With the onset of Lent, it is a good time to write about a little book (187 pages) by Matthew Kelly called “Rediscover Jesus.” St. Raphael’s parish in Crystal, where I went to Mass the Sunday after Christmas, was giving them out free. I am told many parishes gave away copies of the book in an effort to catechize, albeit minimally, people who only come to Mass at Christmas and perhaps one or two other times per year. A few years ago, I picked up a free copy of Kelly’s “Rediscover Catholicism” after a Christmas day Mass at Holy Family in St. Louis Park under the same premise.
Christmas season distribution for “Rediscover Jesus” makes sense because it gets the book into the hands of readers just in time for Lent. The book is divided into 40 short chapters, offering a useful daily reflection during the six weeks leading up to Easter.
I know serious Catholics who say Matthew Kelly is too remedial or too “pop culture” for them, but I would challenge any Catholic to read all of “Rediscover Jesus” and not find a few worthy topics for serious reflection. Whether you are a graduate student studying theology or a neophyte to the faith, you likely will deepen your relationship with Christ if you take time to think and pray over some of the concepts presented in this book.
Kelly confronts us early in the book with the “Jesus question,” referring to Matthew 16:13-20 where Jesus asks Peter and the others “who do people say that I am?” Jesus follows up with “who do you say that I am?” Kelly notes that this isn’t just a question for the apostles, but this is a question Jesus is asking us. Who do we say Jesus is? Are we prepared to answer that question? Can we answer confidently as Peter did: “You are the Christ, the Son of the Living God”? The question is unavoidable.
A couple chapters later, Kelly cites the C.S. Lewis observation that Jesus is either divine, as Jesus claims, or he is a madman. Jesus cannot be a “nice guy,” as so many have tried to label him. A nice guy doesn’t claim to be God.
Once a reader gets past these foundational opening chapters, Kelly walks us through a variety of other ideas – helping the poor, purity of heart, the heart of the Gospel, making sense of suffering and much more. Depending on your experience and thinking, different chapters will challenge you to varying degrees.

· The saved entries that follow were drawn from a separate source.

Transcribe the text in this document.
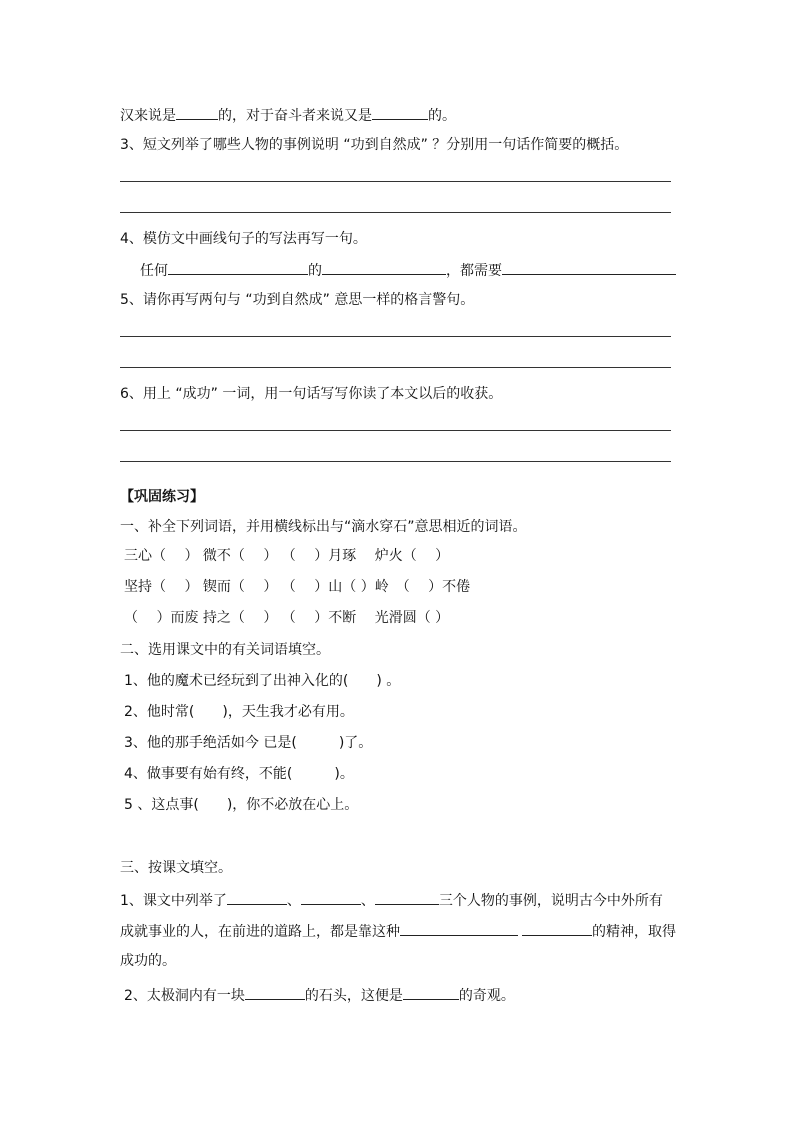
汉来说是	的，对于奋斗者来说又是	的。
3、短文列举了哪些人物的事例说明 “功到自然成” ？分别用一句话作简要的概括。
4、模仿文中画线句子的写法再写一句。
任何	的	，都需要
5、请你再写两句与 “功到自然成” 意思一样的格言警句。
6、用上 “成功” 一词，用一句话写写你读了本文以后的收获。
【巩固练习】
一、补全下列词语，并用横线标出与“滴水穿石”意思相近的词语。
三心（　 ） 微不（　 ） （　 ）月琢　 炉火（　 ）
坚持（　 ） 锲而（　 ） （　 ）山（ ）岭　（　 ）不倦
（　 ）而废 持之（　 ） （　 ）不断　 光滑圆（ ）
二、选用课文中的有关词语填空。
1、他的魔术已经玩到了出神入化的(　　) 。
2、他时常(　　)，天生我才必有用。
3、他的那手绝活如今 已是(　　　)了。
4、做事要有始有终，不能(　　　)。
5 、这点事(　　)，你不必放在心上。
三、按课文填空。
1、课文中列举了	、	、	三个人物的事例，说明古今中外所有
成就事业的人，在前进的道路上，都是靠这种	的精神，取得
成功的。
2、太极洞内有一块	的石头，这便是	的奇观。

Chapter 30 I found to be particularly challenging. It is called “Blind Spots.” Kelly explains that we cannot see things as they really are. I suppose this is the result of original sin; or at a minimum it is simply the consequence of being a less-than-perfect being. Kelly notes that no matter how sure we are of something, no matter how clearly we think we understand, we have to be open to the possibility of missing something. We have to be ready to acknowledge that we might not have the whole picture, that we could be wrong.
The chapter is a call to humility, which may be one of the hardest virtues to develop. But it is essential for a right relationship with Jesus. Humility is seeing our proper place in relation to God. If we cannot acknowledge our weaknesses or even our possible weaknesses, then we misjudge our dependence on God, our desperate need for salvation, and the necessity of his love. The Blind Spots chapter helps to explain why humility is important and if we take Kelly’s comments seriously we can begin to see ourselves – limitations and all – a little more clearly, which helps us to see God a little more clearly.
If you are looking for some good Lenten reading, then pick up a copy of Rediscover Jesus.